If songs about getting dumped, getting stoned and harming one’s self are up your alley, Wavves faithfully delivers the goods. The group has been touring since the release of 2012’s ‘Afraid of Heights,’ breaking only to help soundtrack video game massacres by contributing the song “Nine is God” to ‘Grand Theft Auto V’ (by the way, Williams and bassist Stephen Pope also host one of ‘GTA V’’s in-game radio stations).
Thursday, Sept. 11, the four-piece returned to Cleveland for the first time since April 2012 (this writer’s broken glasses and busted lip from that show at the Grog Shop can attest to how good of a performance it was).
Opening the bill was Cleveland’s own Herzog. These self-described practitioners of “subtlety-free rock” balance muscular riffs with pop sugar, stylistically resembling power pop giants such as Weezer and Teenage Fanclub.
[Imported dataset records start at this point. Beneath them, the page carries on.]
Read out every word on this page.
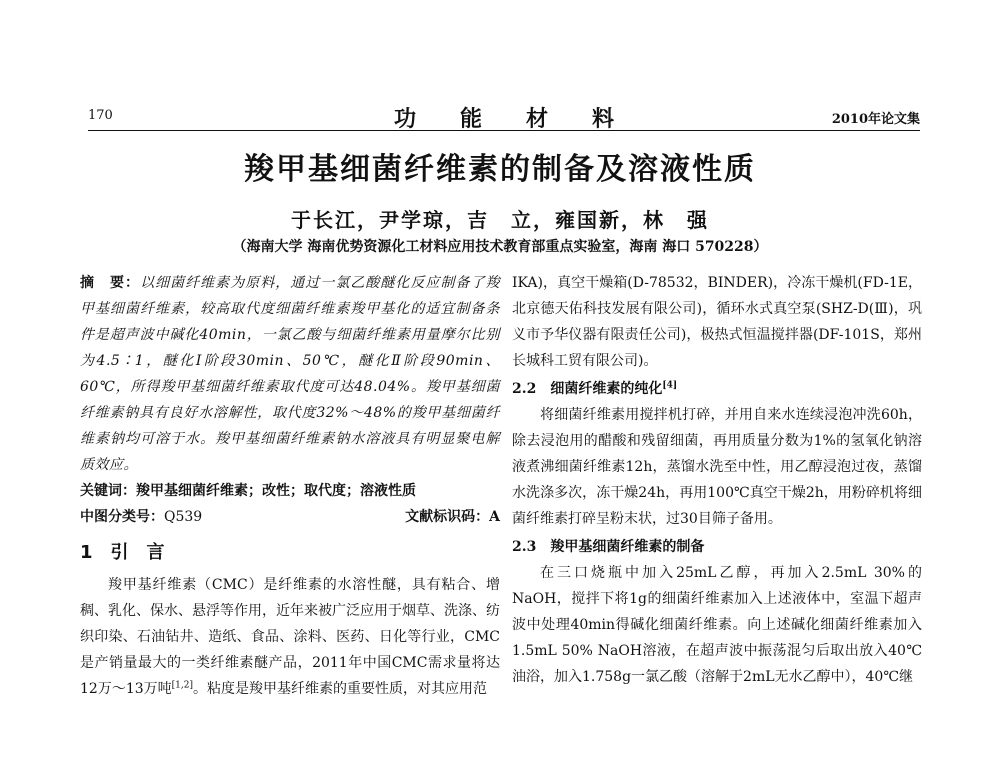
170	功能材料	2010年论文集
羧甲基细菌纤维素的制备及溶液性质
于长江，尹学琼，吉　立，雍国新，林　强
（海南大学 海南优势资源化工材料应用技术教育部重点实验室，海南 海口 570228）
摘　要：以细菌纤维素为原料，通过一氯乙酸醚化反应制备了羧甲基细菌纤维素，较高取代度细菌纤维素羧甲基化的适宜制备条件是超声波中碱化40min，一氯乙酸与细菌纤维素用量摩尔比别为4.5∶1，醚化Ⅰ阶段30min、50℃，醚化Ⅱ阶段90min、60℃，所得羧甲基细菌纤维素取代度可达48.04%。羧甲基细菌纤维素钠具有良好水溶解性，取代度32%～48%的羧甲基细菌纤维素钠均可溶于水。羧甲基细菌纤维素钠水溶液具有明显聚电解质效应。
关键词：羧甲基细菌纤维素；改性；取代度；溶液性质
中图分类号：Q539	文献标识码：A
1　引　言

羧甲基纤维素（CMC）是纤维素的水溶性醚，具有粘合、增稠、乳化、保水、悬浮等作用，近年来被广泛应用于烟草、洗涤、纺织印染、石油钻井、造纸、食品、涂料、医药、日化等行业，CMC是产销量最大的一类纤维素醚产品，2011年中国CMC需求量将达12万～13万吨[1,2]。粘度是羧甲基纤维素的重要性质，对其应用范

IKA)，真空干燥箱(D-78532，BINDER)，冷冻干燥机(FD-1E，北京德天佑科技发展有限公司)，循环水式真空泵(SHZ-D(Ⅲ)，巩义市予华仪器有限责任公司)，极热式恒温搅拌器(DF-101S，郑州长城科工贸有限公司)。

2.2　细菌纤维素的纯化[4]

将细菌纤维素用搅拌机打碎，并用自来水连续浸泡冲洗60h，除去浸泡用的醋酸和残留细菌，再用质量分数为1%的氢氧化钠溶液煮沸细菌纤维素12h，蒸馏水洗至中性，用乙醇浸泡过夜，蒸馏水洗涤多次，冻干燥24h，再用100℃真空干燥2h，用粉碎机将细菌纤维素打碎呈粉末状，过30目筛子备用。

2.3　羧甲基细菌纤维素的制备

在三口烧瓶中加入25mL乙醇，再加入2.5mL 30%的NaOH，搅拌下将1g的细菌纤维素加入上述液体中，室温下超声波中处理40min得碱化细菌纤维素。向上述碱化细菌纤维素加入1.5mL 50% NaOH溶液，在超声波中振荡混匀后取出放入40℃油浴，加入1.758g一氯乙酸（溶解于2mL无水乙醇中），40℃继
The release of their third and latest LP ‘Boys’ last May — via respected Cleveland-based indie label Exit Stencil Recordings — saw the band fully coming into their own sound, one which translates excellently to a live setting. Their set was peppered with highlights from ‘Boys’ such as “Satan is Real” and “Mad Men.” The interplay between vocalist/guitarist’s Nick Tolar (who bears a striking resemblance to Pixies’ Black Francis) and Dave McHenry was a sight to behold — a tightly focused-yet-occasionally raucous display of fuzzy hooks and disaffected lyricism. As far as local bands are concerned, Herzog stands above the rest.
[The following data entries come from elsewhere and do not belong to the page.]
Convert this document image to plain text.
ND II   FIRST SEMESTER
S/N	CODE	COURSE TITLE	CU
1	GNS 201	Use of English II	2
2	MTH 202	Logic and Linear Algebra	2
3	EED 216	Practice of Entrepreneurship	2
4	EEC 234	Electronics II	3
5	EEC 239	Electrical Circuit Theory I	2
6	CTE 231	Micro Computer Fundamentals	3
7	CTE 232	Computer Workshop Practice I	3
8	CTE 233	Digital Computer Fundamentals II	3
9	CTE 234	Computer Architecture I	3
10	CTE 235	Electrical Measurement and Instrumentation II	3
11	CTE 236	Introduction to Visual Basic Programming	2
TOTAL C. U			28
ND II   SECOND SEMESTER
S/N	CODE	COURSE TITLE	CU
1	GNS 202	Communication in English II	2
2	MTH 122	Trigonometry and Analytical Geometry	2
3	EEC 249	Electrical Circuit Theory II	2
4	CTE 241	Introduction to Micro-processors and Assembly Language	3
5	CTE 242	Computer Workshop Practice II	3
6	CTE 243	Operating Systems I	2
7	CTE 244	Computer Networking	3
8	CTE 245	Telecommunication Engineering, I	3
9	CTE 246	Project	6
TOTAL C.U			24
Wavves set was, primarily, a judicious split between songs from 2010’s ‘King of the Beach’ and ‘Afraid of Heights,’ with a few new tracks interspersed throughout. Kicking off the night were a score of tracks from the latter of these two albums: “Paranoid,” “Sail to the Sun” and “Afraid of Heights.” Williams, sporting a sleeveless Tweety Bird shirt (because why not?), split his evening between playing rollicking, down-strummed surf punk numbers and reverb-drenched toss-offs, equitable to spending a lazy summer day baked in the scorching sun. “Demon to Lean On,” arguably the band’s most well-known and most nuanced song, was followed shortly thereafter by two of ‘King of the Beach’s’ more dissonant tracks: “Idiot”and “Super Soaker.”
As for the new tracks played — “My Head Hurts,” “Wait,” “Way Too Much” and “Heavy Metal Detox” — each amalgamated unceremoniously into the band’s set. This isn’t meant to be a disparaging remark, but Williams has a certain aesthetic that is put to use on nearly every Wavves track. While each song had its own nuances, taken as a whole they sounded like pretty much every other Wavves song.
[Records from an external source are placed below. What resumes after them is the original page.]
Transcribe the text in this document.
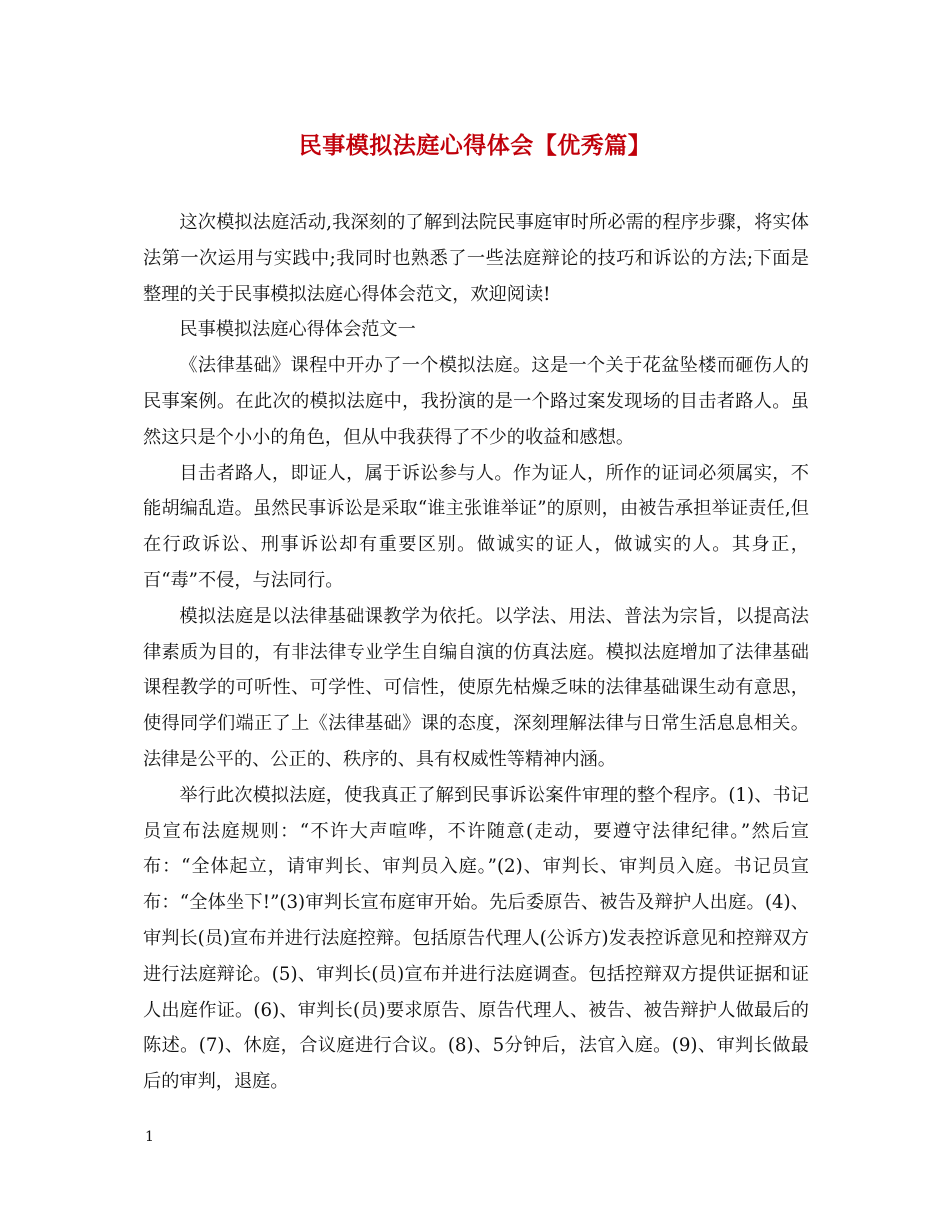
民事模拟法庭心得体会【优秀篇】

这次模拟法庭活动,我深刻的了解到法院民事庭审时所必需的程序步骤，将实体法第一次运用与实践中;我同时也熟悉了一些法庭辩论的技巧和诉讼的方法;下面是整理的关于民事模拟法庭心得体会范文，欢迎阅读!

民事模拟法庭心得体会范文一

《法律基础》课程中开办了一个模拟法庭。这是一个关于花盆坠楼而砸伤人的民事案例。在此次的模拟法庭中，我扮演的是一个路过案发现场的目击者路人。虽然这只是个小小的角色，但从中我获得了不少的收益和感想。

目击者路人，即证人，属于诉讼参与人。作为证人，所作的证词必须属实，不能胡编乱造。虽然民事诉讼是采取“谁主张谁举证”的原则，由被告承担举证责任,但在行政诉讼、刑事诉讼却有重要区别。做诚实的证人，做诚实的人。其身正，百“毒”不侵，与法同行。

模拟法庭是以法律基础课教学为依托。以学法、用法、普法为宗旨，以提高法律素质为目的，有非法律专业学生自编自演的仿真法庭。模拟法庭增加了法律基础课程教学的可听性、可学性、可信性，使原先枯燥乏味的法律基础课生动有意思，使得同学们端正了上《法律基础》课的态度，深刻理解法律与日常生活息息相关。法律是公平的、公正的、秩序的、具有权威性等精神内涵。

举行此次模拟法庭，使我真正了解到民事诉讼案件审理的整个程序。(1)、书记员宣布法庭规则：“不许大声喧哗，不许随意(走动，要遵守法律纪律。”然后宣布：“全体起立，请审判长、审判员入庭。”(2)、审判长、审判员入庭。书记员宣布：“全体坐下!”(3)审判长宣布庭审开始。先后委原告、被告及辩护人出庭。(4)、审判长(员)宣布并进行法庭控辩。包括原告代理人(公诉方)发表控诉意见和控辩双方进行法庭辩论。(5)、审判长(员)宣布并进行法庭调查。包括控辩双方提供证据和证人出庭作证。(6)、审判长(员)要求原告、原告代理人、被告、被告辩护人做最后的陈述。(7)、休庭，合议庭进行合议。(8)、5分钟后，法官入庭。(9)、审判长做最后的审判，退庭。

1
This proved of little concern for a notably youthful, PBR-soaked crowd at the Beachland, many adorned in trendy ‘90s t-shirts and attire (sh*t, I was wearing a ‘Blue Album’ shirt, who am I to talk?). The show’s energy climaxed at its conclusion as Williams and company ripped through “King of the Beach” and “Beat Me Up” before ending the night with, in this reviewer’s opinion, their two best tracks: “Green Eyes” and “Post Acid.”
Overall, while their Beachland performance may not have eclipsed their show at their 2012 Grog Shop gig, the energy was constant throughout, making for a reliably satisfying set from Wavves. Williams says it himself on “King of the Beach”: “You’re never gonna stop me.” I hope we don’t.